After installing Kubeflow 0.7 on a new GKE Cluster (via https://deploy.kubeflow.cloud) I have configured OAuth and Workload Identity based on their respective tutorials.
On my pipeline I have to access a GCS bucket from the same project and it seems that I do not have access for this operation.
However the cluster does have access to GCR and Storage rights do download and mount Docker Images and run the code. It fails to download from other buckets when requested from code, even when the buckets are in the same project.
The code uses default method of authentication:
storage_client = storage.Client(project_id)
bucket = storage_client.get_bucket(bucket)
Does anyone have ideas on how to solve and prevent this from happening with access do BigQuery (which will be accessed after the download of these files)

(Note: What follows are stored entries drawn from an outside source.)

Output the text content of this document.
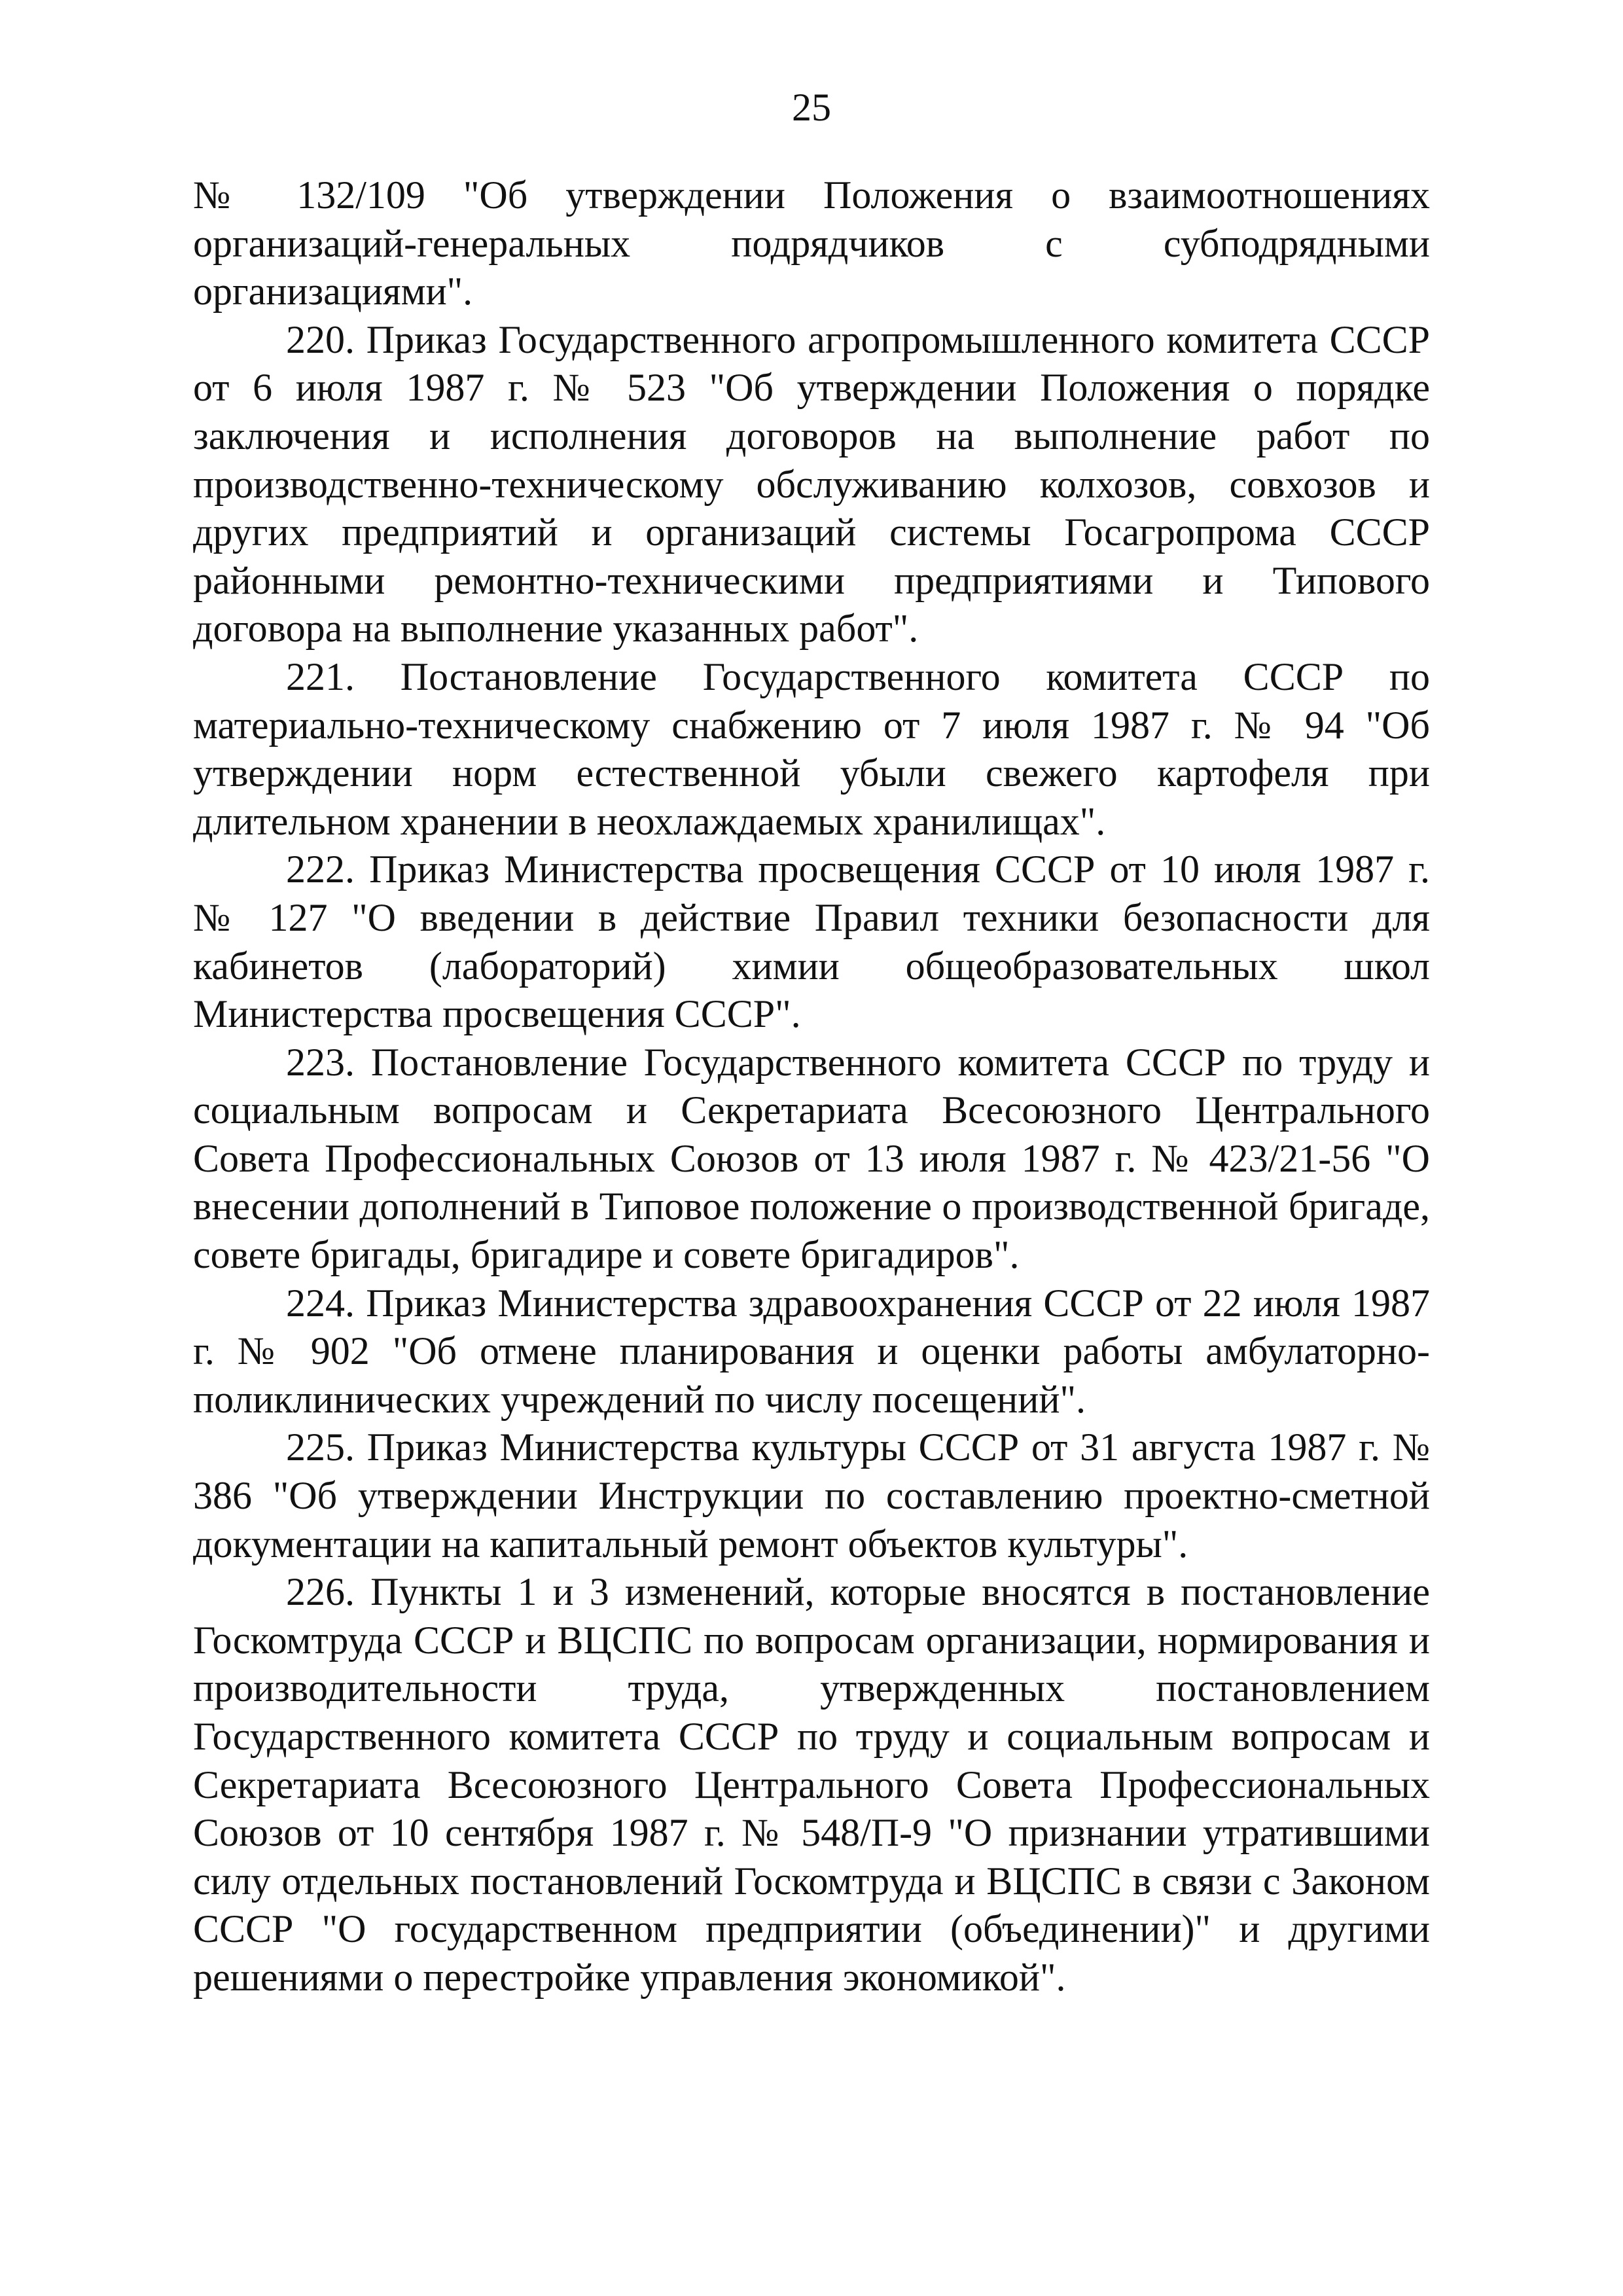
25

№ 132/109 "Об утверждении Положения о взаимоотношениях организаций-генеральных подрядчиков с субподрядными организациями".

220. Приказ Государственного агропромышленного комитета СССР от 6 июля 1987 г. № 523 "Об утверждении Положения о порядке заключения и исполнения договоров на выполнение работ по производственно-техническому обслуживанию колхозов, совхозов и других предприятий и организаций системы Госагропрома СССР районными ремонтно-техническими предприятиями и Типового договора на выполнение указанных работ".

221. Постановление Государственного комитета СССР по материально-техническому снабжению от 7 июля 1987 г. № 94 "Об утверждении норм естественной убыли свежего картофеля при длительном хранении в неохлаждаемых хранилищах".

222. Приказ Министерства просвещения СССР от 10 июля 1987 г. № 127 "О введении в действие Правил техники безопасности для кабинетов (лабораторий) химии общеобразовательных школ Министерства просвещения СССР".

223. Постановление Государственного комитета СССР по труду и социальным вопросам и Секретариата Всесоюзного Центрального Совета Профессиональных Союзов от 13 июля 1987 г. № 423/21-56 "О внесении дополнений в Типовое положение о производственной бригаде, совете бригады, бригадире и совете бригадиров".

224. Приказ Министерства здравоохранения СССР от 22 июля 1987 г. № 902 "Об отмене планирования и оценки работы амбулаторно-поликлинических учреждений по числу посещений".

225. Приказ Министерства культуры СССР от 31 августа 1987 г. № 386 "Об утверждении Инструкции по составлению проектно-сметной документации на капитальный ремонт объектов культуры".

226. Пункты 1 и 3 изменений, которые вносятся в постановление Госкомтруда СССР и ВЦСПС по вопросам организации, нормирования и производительности труда, утвержденных постановлением Государственного комитета СССР по труду и социальным вопросам и Секретариата Всесоюзного Центрального Совета Профессиональных Союзов от 10 сентября 1987 г. № 548/П-9 "О признании утратившими силу отдельных постановлений Госкомтруда и ВЦСПС в связи с Законом СССР "О государственном предприятии (объединении)" и другими решениями о перестройке управления экономикой".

google.api_core.exceptions.Forbidden: 403 GET https://storage.googleapis.com/storage/v1/b/$BUCKET?projection=noAcl Primary: /namespaces/$PROJECT_ID.svc.id.goog with additional claims does not have storage.buckets.get access to $BUCKET.
Ok, so for anyone with similar problems. I forgot to add the following snippet in the code step.apply(gcp.use_gcp_secret('user-gcp-sa'))
This works even with kfp.components.load_component_from_file()
Figured this out thanks to the amazing folks at the kubeflow slack channel!